De las tres teorías que explican la integración europea (funcionalismo, inter-gubernamentalismo y federalismo), la primera es la más polémica y discutida. El funcionalismo propone una integración europea fundamentada en la tecnocracia, el soslayo de la opinión pública y las identidades nacionales, y la federalización indirecta de áreas políticas interrelacionadas a través de ‘derrames’ inevitables. Así, se empieza por un mercado único, que sólo podrá funcionar correctamente si se evita la competencia entre países con monedas distintas, que podrían distorsionar el mercado mediante devaluaciones competitivas. El paso siguiente inevitable es una moneda única, que a su vez sólo podrá funcionar de manera eficiente con una fiscalidad conmensurable a la eurozona. Y en esas estamos: o creamos un súper-ministro federal con capacidad de injerencia en los presupuestos estatales, o estallará el euro. Y si estalla el euro, las deudas serán todavía más impagables, por lo que sólo queda un salto hacia adelante que es difícil de vender al ciudadano de a pie… por lo que mejor no contar con él.

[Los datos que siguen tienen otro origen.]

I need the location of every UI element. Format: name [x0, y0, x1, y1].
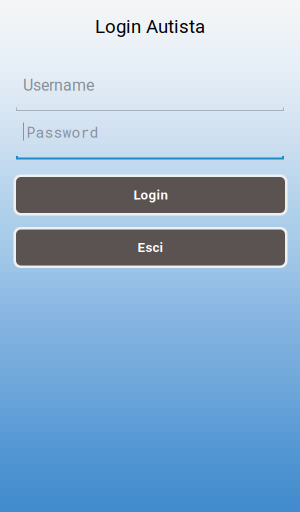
staticText: Password	[26, 122, 98, 142]
staticText: Esci	[138, 240, 164, 255]
button[interactable]: Login	[14, 174, 288, 216]
button[interactable]: Username	[16, 76, 284, 111]
staticText: Login	[134, 187, 168, 203]
button[interactable]: Password	[16, 122, 284, 160]
staticText: Username	[23, 76, 94, 95]
button[interactable]: Esci	[14, 227, 288, 268]
staticText: Login Autista	[95, 16, 205, 38]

La investigación social sobre la UE está casi monopolizada por la propia UE, de ahí que se eviten enfoques verdaderamente críticos. Y cuando los hay, quedan en manos de euroescépticos cuya ceguera es comparable a la de los eurócratas. Por eso es bueno recurrir a la prensa extranjera, que nos dice lo evidente: el euro consiguió su objetivo de facilitar inversiones transfronterizas, permitiendo a los países periféricos endeudarse con el prestigio crediticio de los países del corazón de Europa. En buena medida, la burbuja inmobiliaria española estuvo alimentada por el euro. A pie de calle, uno no podía comprar una casa en España con una hipoteca de un banco alemán, pero un promotor inmobiliario español sí podía pedir dinero a unos bancos cuya liquidez estaba inflada por las inversiones centro-periferia, entre ellas las alemanas. La crisis ha puesto de manifiesto que la moneda única europea existe en un espacio que no es una ‘optimal currency area’: las barreras lingüísticas y administrativas, pese a décadas de integración, impiden la verdadera existencia de un ciudadano europeo.

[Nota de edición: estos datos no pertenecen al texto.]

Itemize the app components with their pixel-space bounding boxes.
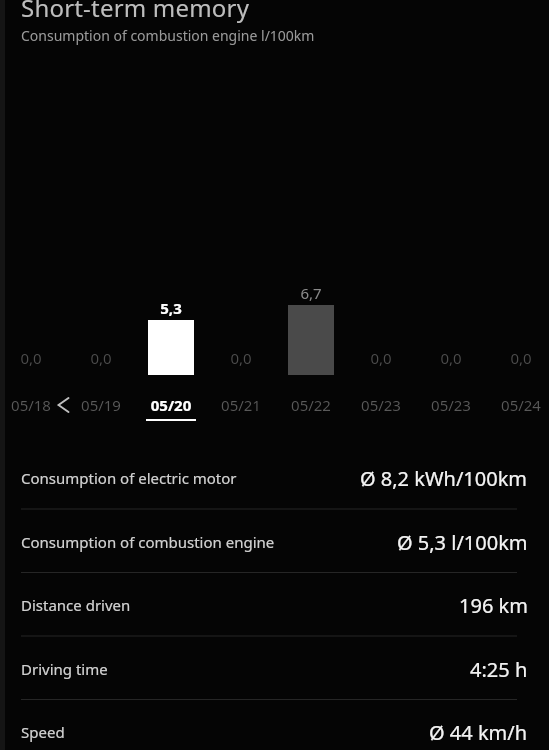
button[interactable]: 05/21: [206, 392, 276, 426]
staticText: 05/23: [346, 395, 416, 415]
button[interactable]: Previous days: [48, 390, 78, 420]
button[interactable]: Consumption of electric motor: [0, 446, 549, 510]
staticText: 05/18: [0, 395, 66, 415]
button[interactable]: 05/20: [136, 392, 206, 426]
staticText: 0,0: [61, 348, 141, 368]
button[interactable]: 05/22: [276, 392, 346, 426]
staticText: Ø 5,3 l/100km: [397, 529, 528, 556]
staticText: 05/21: [206, 395, 276, 415]
staticText: 0,0: [0, 348, 71, 368]
button[interactable]: Consumption of combustion engine: [0, 510, 549, 574]
button[interactable]: 05/23: [416, 392, 486, 426]
staticText: Speed: [21, 722, 65, 742]
staticText: 05/19: [66, 395, 136, 415]
staticText: Short-term memory: [21, 0, 250, 24]
button[interactable]: Distance driven: [0, 573, 549, 637]
staticText: 6,7: [271, 283, 351, 303]
staticText: 196 km: [459, 592, 528, 619]
button[interactable]: 05/23: [346, 392, 416, 426]
staticText: 05/22: [276, 395, 346, 415]
staticText: 05/23: [416, 395, 486, 415]
staticText: Consumption of combustion engine: [21, 532, 275, 552]
staticText: Consumption of electric motor: [21, 468, 237, 488]
staticText: Ø 8,2 kWh/100km: [360, 465, 528, 492]
staticText: 5,3: [131, 298, 211, 318]
staticText: 0,0: [481, 348, 549, 368]
staticText: Distance driven: [21, 595, 131, 615]
button[interactable]: Driving time: [0, 637, 549, 701]
button[interactable]: 05/18: [0, 392, 66, 426]
button[interactable]: 05/19: [66, 392, 136, 426]
staticText: Consumption of combustion engine l/100km: [21, 26, 315, 45]
staticText: 0,0: [341, 348, 421, 368]
staticText: 05/20: [136, 395, 206, 415]
staticText: 05/24: [486, 395, 549, 415]
button[interactable]: Speed: [0, 700, 549, 750]
staticText: Ø 44 km/h: [429, 719, 528, 746]
button[interactable]: 05/24: [486, 392, 549, 426]
staticText: 0,0: [201, 348, 281, 368]
staticText: Driving time: [21, 659, 108, 679]
staticText: 0,0: [411, 348, 491, 368]
staticText: 4:25 h: [470, 656, 528, 683]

Mientras tanto, la campaña electoral española ha demostrado su condición de epifenómeno, es decir, un fenómeno que oculta al fenómeno verdaderamente importante. En cierta ocasión un diplomático me dijo que Europa estaba atrapada en una contradicción difícilmente superable: la legitimidad sigue viniendo de las naciones, pero las soluciones sólo pueden venir desde instancias supra-nacionales. Puesto que Europa no es ni será jamás una nación, sino un racimo de naciones (Madariaga dixit), un gobierno europeo siempre carecerá de una verdadera legitimidad popular, que en última instancia proviene de la identificación entre gobernantes y gobernados (Schmitt). Es hora, pues, de intentar legitimar a los tecnócratas. Frank Vibert lo intentó en el libro The Rise of the Unelected: Democracy and the New Separation of Powers (Oxford University Press, 2007), cuya lectura recomendamos.